Compartment 14 is the central one of three occupying the long east-west strip between the former northern taxiway and Bury's Bank Road. The road defines the northern boundary, while the southern boundary follows old airbase features, with several large incursions of compartment 16 (former runways, taxiways and hardstanding). There is no division into subcompartments, but the compartment comprises two very distinct zones:
This central area is not common land, and is fenced off from the main common and therefore not grazed. However, apart from the control tower and building 150 the utilty areas fall under BBOWT's management agreement with West Berkshire Council, since they form an integral part of the Greenham and Crookham Commons countryside site.
The car park area being ungrazed offers some variation from the habitats of the main common. There is mixed grassland, some of it distinctly longer and more tussocky than on the grazed area, with scrub surrounding the gravelled parking bays. Items of military historical interest in the car park area include the control tower and three large metal fuel tanks.

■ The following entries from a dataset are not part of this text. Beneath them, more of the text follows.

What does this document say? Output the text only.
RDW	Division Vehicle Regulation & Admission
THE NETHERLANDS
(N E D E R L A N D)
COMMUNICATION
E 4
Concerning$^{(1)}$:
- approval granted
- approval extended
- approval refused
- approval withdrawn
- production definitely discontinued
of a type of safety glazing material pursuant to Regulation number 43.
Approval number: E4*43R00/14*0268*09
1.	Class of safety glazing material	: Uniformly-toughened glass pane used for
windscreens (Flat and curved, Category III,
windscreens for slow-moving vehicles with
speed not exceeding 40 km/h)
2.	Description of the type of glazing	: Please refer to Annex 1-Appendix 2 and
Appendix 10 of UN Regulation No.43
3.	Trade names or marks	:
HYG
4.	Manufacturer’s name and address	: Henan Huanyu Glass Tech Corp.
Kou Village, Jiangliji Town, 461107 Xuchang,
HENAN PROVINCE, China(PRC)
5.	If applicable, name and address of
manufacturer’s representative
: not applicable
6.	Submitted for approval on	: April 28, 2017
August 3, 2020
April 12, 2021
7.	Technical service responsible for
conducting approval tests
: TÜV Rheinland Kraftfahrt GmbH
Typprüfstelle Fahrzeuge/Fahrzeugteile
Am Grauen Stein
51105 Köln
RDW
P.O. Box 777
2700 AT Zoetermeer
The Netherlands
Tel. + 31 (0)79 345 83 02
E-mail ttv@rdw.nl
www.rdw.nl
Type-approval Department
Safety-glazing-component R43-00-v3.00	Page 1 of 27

The grassland outside the car park and utility area is moderately species-rich in places, particularly on the thinner soils near the incursions of compartment 16. Large areas of blackthorn and hawthorn along with some bramble and gorse occur on the north side of the compartment along the Bury's Bank Road edge. There are three permanent ponds to the east and two to the west of the car park, the latter being quite large and deep. The ponds are good for dragonflies and damselflies, especially those that have developed a good number of pond plants and marginal vegetation since restoration. East of the utility area a flag pole remains a prominent relic of the military history.

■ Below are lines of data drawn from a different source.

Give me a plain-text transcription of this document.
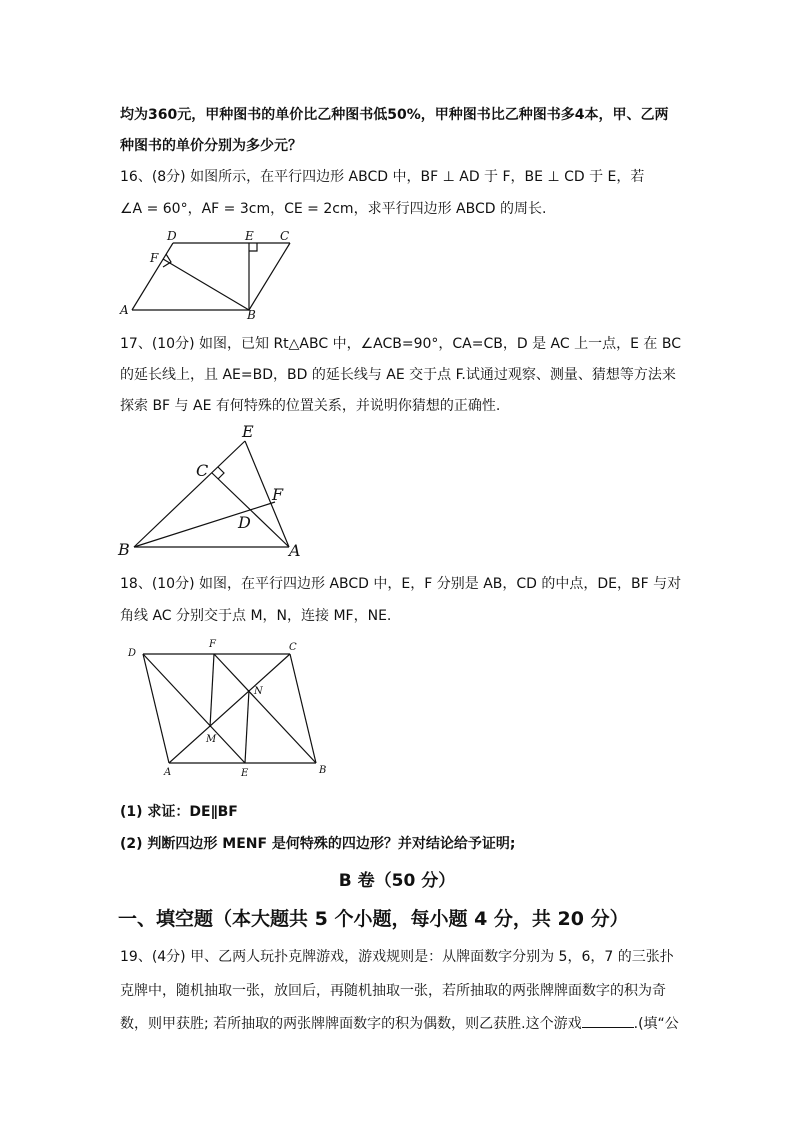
均为360元，甲种图书的单价比乙种图书低50%，甲种图书比乙种图书多4本，甲、乙两
种图书的单价分别为多少元？
16、(8分) 如图所示，在平行四边形 ABCD 中，BF ⊥ AD 于 F，BE ⊥ CD 于 E，若
∠A = 60°，AF = 3cm，CE = 2cm，求平行四边形 ABCD 的周长.
D	E C
F
A	B
17、(10分) 如图，已知 Rt△ABC 中，∠ACB=90°，CA=CB，D 是 AC 上一点，E 在 BC
的延长线上，且 AE=BD，BD 的延长线与 AE 交于点 F.试通过观察、测量、猜想等方法来
探索 BF 与 AE 有何特殊的位置关系，并说明你猜想的正确性.
E
C
F
D
B	A
18、(10分) 如图，在平行四边形 ABCD 中，E，F 分别是 AB，CD 的中点，DE，BF 与对
角线 AC 分别交于点 M，N，连接 MF，NE.
D
F	C
N
M
A	E	B
(1) 求证：DE∥BF
(2) 判断四边形 MENF 是何特殊的四边形？并对结论给予证明;
B 卷（50 分）
一、填空题（本大题共 5 个小题，每小题 4 分，共 20 分）
19、(4分) 甲、乙两人玩扑克牌游戏，游戏规则是：从牌面数字分别为 5，6，7 的三张扑
克牌中，随机抽取一张，放回后，再随机抽取一张，若所抽取的两张牌牌面数字的积为奇
数，则甲获胜; 若所抽取的两张牌牌面数字的积为偶数，则乙获胜.这个游戏	.(填“公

Exotic and invasive Italian alder, planted during airbase days, is well established in, and spreading beyond, the central area.
Options exist for subcompartment 14.
Maintain and enhance the diversity and age structure of the grassland and hedgerows by scrub control. Remove invasive aquatic species to encourage a diverse marginal aquatic flora in the ponds. The car park area requires regular mowing during the summer, with the paths in this area maintained to prevent scrub encroachment. The area should be well maintained as it is the first contact visitors have with Greenham Common.

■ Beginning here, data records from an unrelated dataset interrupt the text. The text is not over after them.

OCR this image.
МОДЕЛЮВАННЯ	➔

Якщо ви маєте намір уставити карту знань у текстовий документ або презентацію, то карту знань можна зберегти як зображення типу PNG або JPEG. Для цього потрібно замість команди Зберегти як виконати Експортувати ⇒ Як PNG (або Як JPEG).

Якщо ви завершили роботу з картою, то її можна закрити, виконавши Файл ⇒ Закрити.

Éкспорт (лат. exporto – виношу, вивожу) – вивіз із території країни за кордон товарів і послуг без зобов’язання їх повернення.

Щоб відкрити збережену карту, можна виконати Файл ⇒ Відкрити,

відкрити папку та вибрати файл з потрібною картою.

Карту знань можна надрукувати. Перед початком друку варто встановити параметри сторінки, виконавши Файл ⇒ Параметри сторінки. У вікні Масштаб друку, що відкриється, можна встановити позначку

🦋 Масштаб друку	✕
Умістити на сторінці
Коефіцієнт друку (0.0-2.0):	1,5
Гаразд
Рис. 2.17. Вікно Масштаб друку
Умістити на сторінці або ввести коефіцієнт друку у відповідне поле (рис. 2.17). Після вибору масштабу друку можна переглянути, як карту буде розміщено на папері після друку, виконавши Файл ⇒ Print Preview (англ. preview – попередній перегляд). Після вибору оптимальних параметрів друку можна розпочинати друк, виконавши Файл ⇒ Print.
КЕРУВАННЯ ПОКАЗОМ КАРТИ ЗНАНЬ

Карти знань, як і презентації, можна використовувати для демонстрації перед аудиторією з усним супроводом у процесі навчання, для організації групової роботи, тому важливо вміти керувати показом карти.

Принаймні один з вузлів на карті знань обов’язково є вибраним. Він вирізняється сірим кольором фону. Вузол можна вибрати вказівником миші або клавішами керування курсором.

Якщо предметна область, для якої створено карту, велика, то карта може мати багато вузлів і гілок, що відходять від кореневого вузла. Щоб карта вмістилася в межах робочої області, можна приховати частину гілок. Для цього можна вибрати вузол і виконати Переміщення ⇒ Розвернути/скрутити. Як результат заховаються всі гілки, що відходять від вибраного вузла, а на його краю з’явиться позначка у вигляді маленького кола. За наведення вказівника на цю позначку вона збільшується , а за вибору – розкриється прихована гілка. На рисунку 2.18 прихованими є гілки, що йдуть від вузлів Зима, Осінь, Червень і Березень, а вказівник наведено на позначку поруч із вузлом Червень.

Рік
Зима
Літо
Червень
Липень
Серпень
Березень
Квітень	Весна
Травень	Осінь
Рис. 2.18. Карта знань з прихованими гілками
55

|14.1) Amenity management of car park.
|Central part of compartment.
|Cut and treat gorse and bramble. Hedge cut bramble banks to keep controlled. Keep grass cut around visitor area. Mow every 2 to 3 months areas around car park and around visitor signs. Mow whole area annually in Autumn.
Maintain access around historically significant buildings/objects including fuel tanks and control tower.
|14.2) Maintain diversity and extent of heathland where possible.
|Fenced area adjacent to Estovers (building 616).
|Mow small sections each year. Control scrub and bramble.
|Part of this area is used for bird ringing.
|14.3) Maintain current extent of grassland and, where possible, increase extent.
|All grassland in compartment.
|Control scrub and gorse, treat stumps. Create small scrapes for bare open areas. Keep gravel banks clear of scrub. Control ragwort as necessary.
On areas excluded from grazing in the car park area, mow annually, remove cuttings. Leave a 2 m strip around edge, and scattered clumps of scrub, for variety and cover.
|14.4) Eradicate Italian alder.
|Cut, treat stumps. In grazed areas, initially target specimens which have outgrown the reach of cattle browsing and are able to produce catkins and seed.
|14.5) Maintain openness of unvegetated slopes around ponds.
|All ponds in compartment.
|Cut or uproot gorse, bramble, birch and other scrub.